Isabel, uma das sobrinhas de Teresa, tem 23 anos e chegou a Leiria há quatro meses, juntamente com o filho de dois anos, e já conseguiu arranjar trabalho como esteticista. Antes, viveu dois anos na República Dominicana, para “juntar dinheiro para pagar as passagens” para Portugal.
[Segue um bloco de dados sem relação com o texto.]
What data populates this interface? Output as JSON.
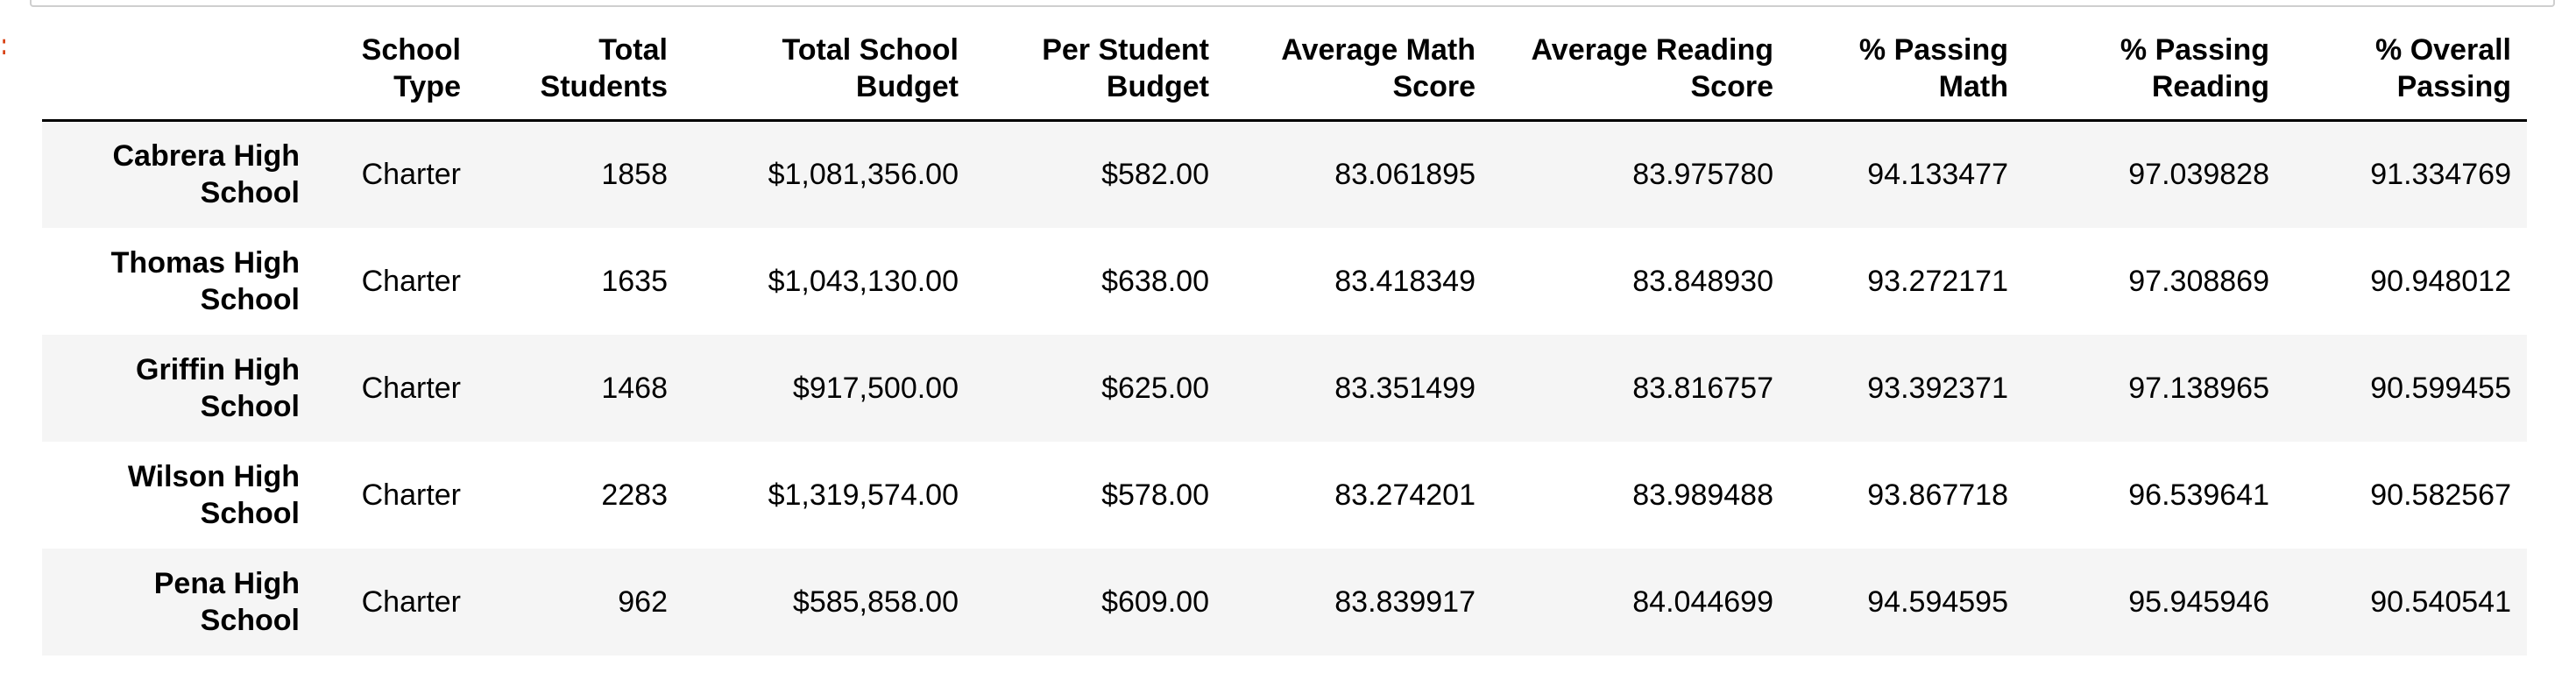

Ainda não conhece muito de Leiria, mas conhece o suficiente para considerar que é “uma boa cidade” para ver o filho crescer.
Tal como Josefina e Teresa, também Isabel tem esperança de que a Venezuela “regresse à normalidade”. “Não será com Maduro nem com o seu governo”, admitem as três, que continuam a sonhar com uma Venezuela com “paz” e “prosperidade”.
Cáritas promove aulas de português
Saberes Além-Fronteiras é o nome do projecto que a Cáritas de Leiria iniciou recentemente, com aulas de língua e cultura portuguesas para imigrantes oriundos da Venezuela, que têm chegado em número “crescente” à diocese.
Elda Santos, técnica de serviço social, explica que a iniciativa surgiu por proposta de uma aluna de Educação Social, que fazia voluntariado na instituição e que agora está aí e a efectuar o seu estágio curricular, e pretende dar apoio a esses imigrantes ao nível da língua.
O objectivo é “capacitar” essas pessoas “na leitura, na escrita, na oralidade e compreensão da língua, fomentando assim a sua autonomização nas tarefas do quotidiano”, adianta Inês Batista, autora da proposta. A jovem frisa que, embora parecidas, as línguas portuguesa e espanhola, “têm diferenças”, que, por vezes, criam dificuldades de comunicação. “Há palavras iguais que significam coisas completamente diferentes. Outras, têm uma pronúncia semelhante, mas escrevem-se de forma diferente”, refere.
Dinamizadas por Alice Cardoso, voluntária “com formação e experiência ao nível do ensino de população imigrante”, as aulas decorrem três vezes por semana, na sede da Cáritas Diocesana de Leiria.